Daha neşeli, daha samimi günlerdi o dönemler. Özellikle bayramlar… Her bayram sabahı, bir heyecan fırtınası olurdu. Çünkü bayram demek, yeni kıyafetler, mis gibi kolonyalar, bayram şekeri ve tabi ki bayram harçlıkları demekti. Sabahları, bayram namazı için henüz gün ağarırken uyanır, bayrama özel yeni alınan kıyafetleri giyerdik. 

Babamla birlikte bayram namazına giderdik. Çocukluğumun en zorlu zamanlarıydı o erken saatlerde uyanabilmek 🙂 Her namazda seccade olarak kullandığımız antika halının hikayesini anlatırdı babam bana.

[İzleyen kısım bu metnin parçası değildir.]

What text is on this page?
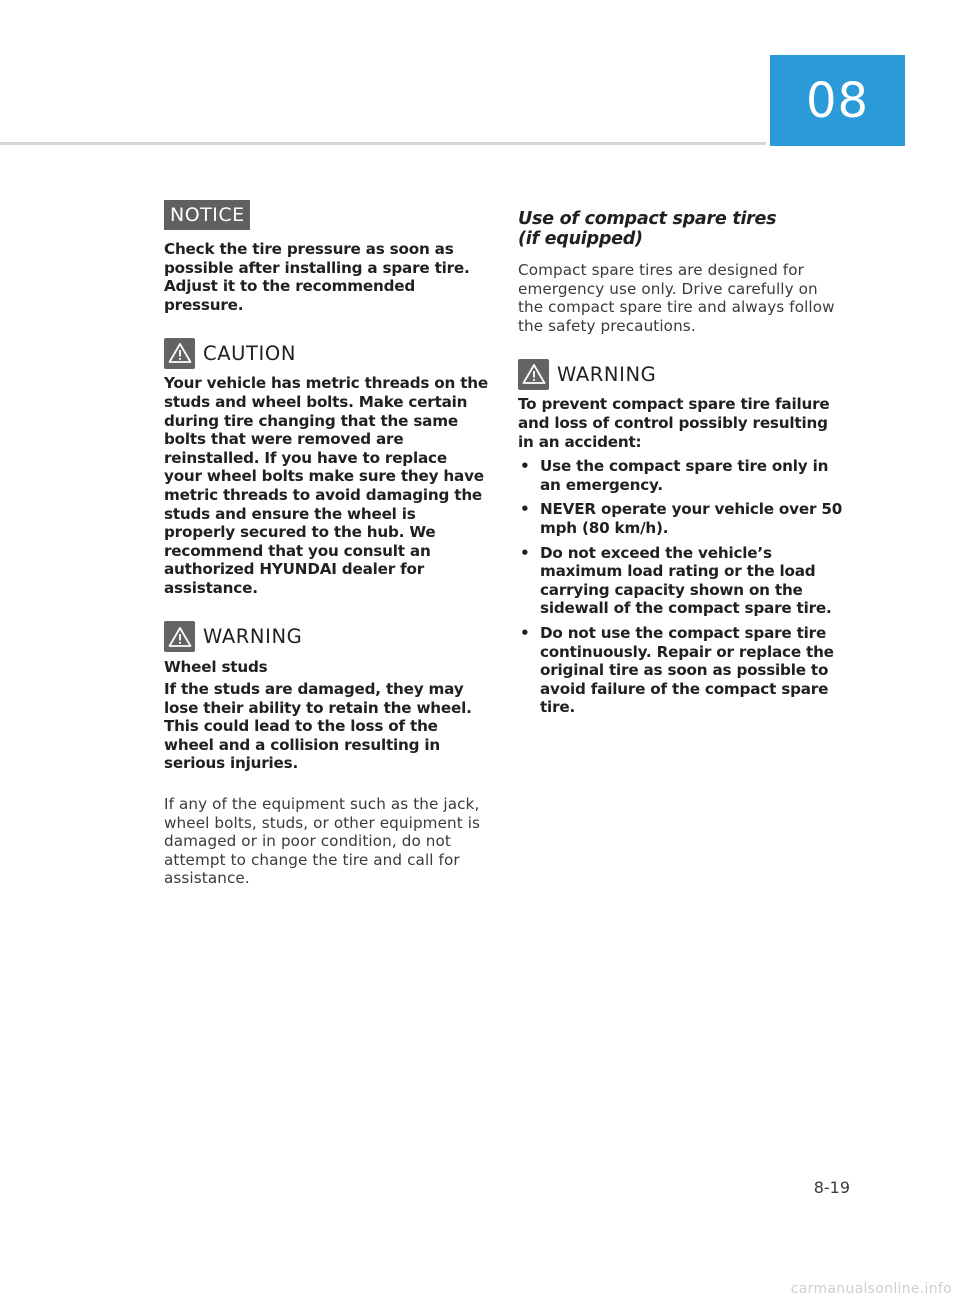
08
NOTICE

Check the tire pressure as soon as possible after installing a spare tire. Adjust it to the recommended pressure.

CAUTION

Your vehicle has metric threads on the studs and wheel bolts. Make certain during tire changing that the same bolts that were removed are reinstalled. If you have to replace your wheel bolts make sure they have metric threads to avoid damaging the studs and ensure the wheel is properly secured to the hub. We recommend that you consult an authorized HYUNDAI dealer for assistance.

WARNING

Wheel studs

If the studs are damaged, they may lose their ability to retain the wheel. This could lead to the loss of the wheel and a collision resulting in serious injuries.

If any of the equipment such as the jack, wheel bolts, studs, or other equipment is damaged or in poor condition, do not attempt to change the tire and call for assistance.

Use of compact spare tires
(if equipped)

Compact spare tires are designed for emergency use only. Drive carefully on the compact spare tire and always follow the safety precautions.

WARNING

To prevent compact spare tire failure and loss of control possibly resulting in an accident:

• Use the compact spare tire only in an emergency.
• NEVER operate your vehicle over 50 mph (80 km/h).
• Do not exceed the vehicle’s maximum load rating or the load carrying capacity shown on the sidewall of the compact spare tire.
• Do not use the compact spare tire continuously. Repair or replace the original tire as soon as possible to avoid failure of the compact spare tire.
8-19
carmanualsonline.info
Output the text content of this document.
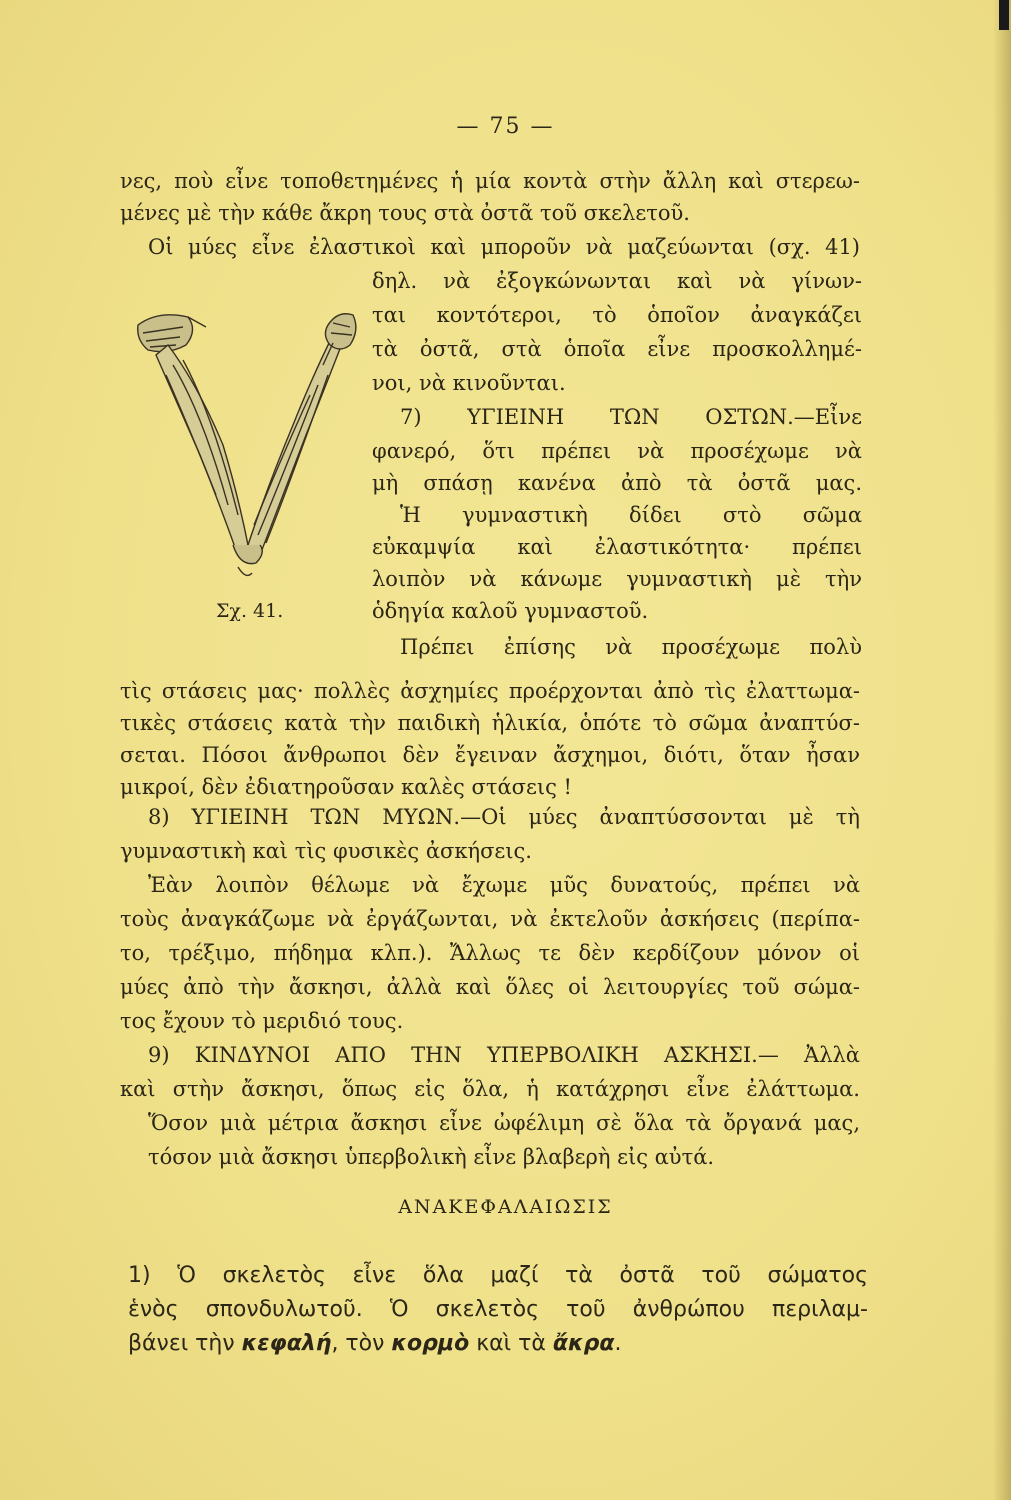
— 75 —
νες, ποὺ εἶνε τοποθετημένες ἡ μία κοντὰ στὴν ἄλλη καὶ στερεω-
μένες μὲ τὴν κάθε ἄκρη τους στὰ ὀστᾶ τοῦ σκελετοῦ.
Οἱ μύες εἶνε ἐλαστικοὶ καὶ μποροῦν νὰ μαζεύωνται (σχ. 41)
δηλ. νὰ ἐξογκώνωνται καὶ νὰ γίνων-
ται κοντότεροι, τὸ ὁποῖον ἀναγκάζει
τὰ ὀστᾶ, στὰ ὁποῖα εἶνε προσκολλημέ-
νοι, νὰ κινοῦνται.
7) ΥΓΙΕΙΝΗ ΤΩΝ ΟΣΤΩΝ.—Εἶνε
φανερό, ὅτι πρέπει νὰ προσέχωμε νὰ
μὴ σπάσῃ κανένα ἀπὸ τὰ ὀστᾶ μας.
Ἡ γυμναστικὴ δίδει στὸ σῶμα
εὐκαμψία καὶ ἐλαστικότητα· πρέπει
λοιπὸν νὰ κάνωμε γυμναστικὴ μὲ τὴν
ὁδηγία καλοῦ γυμναστοῦ.
Πρέπει ἐπίσης νὰ προσέχωμε πολὺ
τὶς στάσεις μας· πολλὲς ἀσχημίες προέρχονται ἀπὸ τὶς ἐλαττωμα-
τικὲς στάσεις κατὰ τὴν παιδικὴ ἡλικία, ὁπότε τὸ σῶμα ἀναπτύσ-
σεται. Πόσοι ἄνθρωποι δὲν ἔγειναν ἄσχημοι, διότι, ὅταν ἦσαν
μικροί, δὲν ἐδιατηροῦσαν καλὲς στάσεις !
8) ΥΓΙΕΙΝΗ ΤΩΝ ΜΥΩΝ.—Οἱ μύες ἀναπτύσσονται μὲ τὴ
γυμναστικὴ καὶ τὶς φυσικὲς ἀσκήσεις.
Ἐὰν λοιπὸν θέλωμε νὰ ἔχωμε μῦς δυνατούς, πρέπει νὰ
τοὺς ἀναγκάζωμε νὰ ἐργάζωνται, νὰ ἐκτελοῦν ἀσκήσεις (περίπα-
το, τρέξιμο, πήδημα κλπ.). Ἄλλως τε δὲν κερδίζουν μόνον οἱ
μύες ἀπὸ τὴν ἄσκησι, ἀλλὰ καὶ ὅλες οἱ λειτουργίες τοῦ σώμα-
τος ἔχουν τὸ μεριδιό τους.
9) ΚΙΝΔΥΝΟΙ ΑΠΟ ΤΗΝ ΥΠΕΡΒΟΛΙΚΗ ΑΣΚΗΣΙ.— Ἀλλὰ
καὶ στὴν ἄσκησι, ὅπως εἰς ὅλα, ἡ κατάχρησι εἶνε ἐλάττωμα.
Ὅσον μιὰ μέτρια ἄσκησι εἶνε ὠφέλιμη σὲ ὅλα τὰ ὄργανά μας,
τόσον μιὰ ἄσκησι ὑπερβολικὴ εἶνε βλαβερὴ εἰς αὐτά.
Σχ. 41.
ΑΝΑΚΕΦΑΛΑΙΩΣΙΣ
1) Ὁ σκελετὸς εἶνε ὅλα μαζί τὰ ὀστᾶ τοῦ σώματος
ἑνὸς σπονδυλωτοῦ. Ὁ σκελετὸς τοῦ ἀνθρώπου περιλαμ-
βάνει τὴν κεφαλή, τὸν κορμὸ καὶ τὰ ἄκρα.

Onun babasından kalan o halı, benim de çocuğuma kalacaktı sohbetlerimizde. Komşularınız, akrabalarımız ve yakın dostlarımızla bayramlaşırdık. Her bir bayramlaşma, büyüklere saygı göstermenin ve aile bağlarını güçlendirmenin bir parçasıydı. Ve bu değerler, beni şekillendiren en önemli faktörlerden biriydi.

Bir çocuk olarak en çok heyecanlandığım kısım belki de bayram harçlıklarıydı. Elimize sıkıştırılan o küçük paralar, benim için özgürlüktü. Bu konuda en özenli, en bonkör de her zaman, bana ismini de veren, büyükbabamdı 🙂 Allah mekanını Cennet etsin. Biriktirdiğim o paralarla ister yeni bir oyuncak alır, ister mahalledeki bakkaldan şekerler, çikolatalar kapardık. Bu parayı harcamak benim kararımda ve bu da beni yetişkinliğe bir adım daha yaklaştırırdı.

Bugün belki bazılarına göre eski bayramlar, eski değerler, eski İstanbul romantizasyonundan ibaret olabilir. Ancak bu benim çocukluğumdu ve bana bugün kim olduğumu anlatan hikayelerdi. Bayramların ve onların ritüellerinin, üzerinizdeki etkisi paha biçilemez bir deneyimdir. Bu deneyimler, size aile bağlarının, topluma saygının, nezaketin ve belki de en önemlisi sevginin ne demek olduğunu öğretir. 

İstanbul’un eski sokaklarında geçen bu bayramlar, sizin içinde büyüdüğünüz ve bugün olduğunuz kişiye dönüştüğünüz bir dünyanın kapılarını açtı. Evet, belki dünya değişti, İstanbul değişti, hatta bayramların ruhu bile değişti. Ama siz hala o çocuksunuz; bayram sabahı yeni elbiselerini giyen, heyecanla bayram harçlığı bekleyen, sevdikleriyle kucaklaşan ve sevgiyi herkese dağıtan o çocuk. Ve her bayram, bu çocukluğunuzu hatırlamanızı ve sevdiklerinize olan bağınızı kuvvetlendirmenizi sağlar. Ve belki de bu yüzden bayramlar, her zaman özeldir.